Pseudo-Physics-Informed Neural Operators: Enhancing Operator Learning from Limited Data
This addresses a major challenge in surrogate modeling for complex applications where collecting extensive data is expensive, though it is incremental as it builds on existing neural operator methods.
The paper tackles the problem of training neural operators with limited data by proposing the Pseudo Physics-Informed Neural Operator (PPI-NO) framework, which uses surrogate physics from simple PDEs to enhance accuracy, achieving significant improvements in data-scarce scenarios across five benchmark tasks and a fatigue modeling application.

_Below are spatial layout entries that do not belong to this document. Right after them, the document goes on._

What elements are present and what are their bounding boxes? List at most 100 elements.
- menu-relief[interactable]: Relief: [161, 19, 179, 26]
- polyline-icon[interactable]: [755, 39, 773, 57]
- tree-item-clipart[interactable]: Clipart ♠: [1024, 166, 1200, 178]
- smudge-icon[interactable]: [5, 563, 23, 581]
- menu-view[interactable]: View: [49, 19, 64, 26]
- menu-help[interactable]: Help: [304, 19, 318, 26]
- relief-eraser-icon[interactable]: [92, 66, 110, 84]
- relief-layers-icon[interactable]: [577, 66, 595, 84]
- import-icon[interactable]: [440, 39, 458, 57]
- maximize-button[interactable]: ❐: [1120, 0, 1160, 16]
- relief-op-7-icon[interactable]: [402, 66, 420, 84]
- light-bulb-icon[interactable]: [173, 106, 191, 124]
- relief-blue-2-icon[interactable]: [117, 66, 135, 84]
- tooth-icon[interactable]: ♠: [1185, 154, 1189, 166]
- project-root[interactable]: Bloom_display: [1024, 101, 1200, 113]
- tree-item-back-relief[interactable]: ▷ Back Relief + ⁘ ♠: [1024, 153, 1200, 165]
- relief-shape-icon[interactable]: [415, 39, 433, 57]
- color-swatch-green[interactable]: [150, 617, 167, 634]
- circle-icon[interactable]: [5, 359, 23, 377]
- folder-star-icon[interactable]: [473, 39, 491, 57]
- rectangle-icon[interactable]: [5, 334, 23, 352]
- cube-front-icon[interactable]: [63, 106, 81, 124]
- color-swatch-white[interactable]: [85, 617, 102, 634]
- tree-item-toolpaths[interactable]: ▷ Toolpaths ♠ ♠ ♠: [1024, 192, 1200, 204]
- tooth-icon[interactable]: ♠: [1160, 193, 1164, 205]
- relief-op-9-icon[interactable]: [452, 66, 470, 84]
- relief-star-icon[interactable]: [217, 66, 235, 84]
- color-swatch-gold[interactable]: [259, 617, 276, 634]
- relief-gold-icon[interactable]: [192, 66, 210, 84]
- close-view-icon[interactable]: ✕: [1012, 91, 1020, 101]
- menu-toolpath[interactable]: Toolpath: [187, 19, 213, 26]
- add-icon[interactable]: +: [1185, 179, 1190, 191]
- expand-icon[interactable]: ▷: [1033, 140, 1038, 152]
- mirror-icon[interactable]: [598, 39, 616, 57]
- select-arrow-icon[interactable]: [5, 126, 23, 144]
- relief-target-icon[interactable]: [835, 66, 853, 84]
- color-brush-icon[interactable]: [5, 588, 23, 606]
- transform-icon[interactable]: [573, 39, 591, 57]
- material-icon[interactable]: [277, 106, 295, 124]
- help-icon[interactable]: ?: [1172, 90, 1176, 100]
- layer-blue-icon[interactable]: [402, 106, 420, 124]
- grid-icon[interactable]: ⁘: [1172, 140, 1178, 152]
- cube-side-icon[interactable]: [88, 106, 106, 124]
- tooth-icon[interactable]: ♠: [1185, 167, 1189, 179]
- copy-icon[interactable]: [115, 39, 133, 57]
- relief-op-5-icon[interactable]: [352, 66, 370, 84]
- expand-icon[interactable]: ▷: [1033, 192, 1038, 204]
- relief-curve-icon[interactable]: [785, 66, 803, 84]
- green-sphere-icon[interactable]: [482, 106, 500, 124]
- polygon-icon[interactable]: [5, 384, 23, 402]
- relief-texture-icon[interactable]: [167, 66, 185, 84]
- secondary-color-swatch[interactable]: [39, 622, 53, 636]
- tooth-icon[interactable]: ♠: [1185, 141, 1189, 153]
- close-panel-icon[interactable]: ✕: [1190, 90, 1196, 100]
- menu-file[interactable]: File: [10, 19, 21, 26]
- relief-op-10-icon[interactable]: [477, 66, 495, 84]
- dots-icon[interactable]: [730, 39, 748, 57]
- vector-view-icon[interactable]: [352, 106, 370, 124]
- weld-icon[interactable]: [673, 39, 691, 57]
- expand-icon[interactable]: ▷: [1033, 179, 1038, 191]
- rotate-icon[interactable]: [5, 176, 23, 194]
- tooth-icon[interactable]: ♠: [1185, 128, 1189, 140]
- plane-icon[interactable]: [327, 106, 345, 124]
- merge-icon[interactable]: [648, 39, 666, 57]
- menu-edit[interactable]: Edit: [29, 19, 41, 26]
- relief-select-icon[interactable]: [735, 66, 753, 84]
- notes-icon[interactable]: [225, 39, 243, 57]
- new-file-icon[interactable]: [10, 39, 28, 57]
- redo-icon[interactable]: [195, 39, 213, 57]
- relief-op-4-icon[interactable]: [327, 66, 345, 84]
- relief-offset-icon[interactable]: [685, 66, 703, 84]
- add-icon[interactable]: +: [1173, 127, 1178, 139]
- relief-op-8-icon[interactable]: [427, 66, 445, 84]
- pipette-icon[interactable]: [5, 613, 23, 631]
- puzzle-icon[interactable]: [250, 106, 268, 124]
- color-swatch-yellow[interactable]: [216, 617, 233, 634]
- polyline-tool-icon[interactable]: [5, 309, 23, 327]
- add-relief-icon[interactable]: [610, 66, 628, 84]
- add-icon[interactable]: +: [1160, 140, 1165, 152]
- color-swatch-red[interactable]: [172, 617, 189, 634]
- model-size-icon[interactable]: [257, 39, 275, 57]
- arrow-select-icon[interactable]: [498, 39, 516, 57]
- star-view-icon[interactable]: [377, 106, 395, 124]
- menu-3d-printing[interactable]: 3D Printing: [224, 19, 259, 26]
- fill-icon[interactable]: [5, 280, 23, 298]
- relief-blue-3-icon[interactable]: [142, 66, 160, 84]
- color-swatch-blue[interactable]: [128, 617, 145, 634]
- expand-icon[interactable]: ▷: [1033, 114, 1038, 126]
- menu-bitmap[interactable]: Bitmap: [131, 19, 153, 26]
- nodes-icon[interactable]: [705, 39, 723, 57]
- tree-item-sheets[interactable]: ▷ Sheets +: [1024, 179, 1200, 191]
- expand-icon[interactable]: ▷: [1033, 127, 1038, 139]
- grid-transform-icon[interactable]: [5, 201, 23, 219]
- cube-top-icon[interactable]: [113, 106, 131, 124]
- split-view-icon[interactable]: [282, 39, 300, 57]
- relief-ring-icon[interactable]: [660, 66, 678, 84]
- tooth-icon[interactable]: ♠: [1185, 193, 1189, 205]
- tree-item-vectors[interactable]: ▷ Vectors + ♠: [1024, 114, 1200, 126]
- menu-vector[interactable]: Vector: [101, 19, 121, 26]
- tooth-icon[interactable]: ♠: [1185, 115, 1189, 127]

Neural operators have shown great potential in surrogate modeling. However, training a well-performing neural operator typically requires a substantial amount of data, which can pose a major challenge in complex applications. In such scenarios, detailed physical knowledge can be unavailable or difficult to obtain, and collecting extensive data is often prohibitively expensive. To mitigate this challenge, we propose the Pseudo Physics-Informed Neural Operator (PPI-NO) framework. PPI-NO constructs a surrogate physics system for the target system using partial differential equations (PDEs) derived from simple, rudimentary physics principles, such as basic differential operators. This surrogate system is coupled with a neural operator model, using an alternating update and learning process to iteratively enhance the model's predictive power. While the physics derived via PPI-NO may not mirror the ground-truth underlying physical laws -- hence the term ``pseudo physics'' -- this approach significantly improves the accuracy of standard operator learning models in data-scarce scenarios, which is evidenced by extensive evaluations across five benchmark tasks and a fatigue modeling application.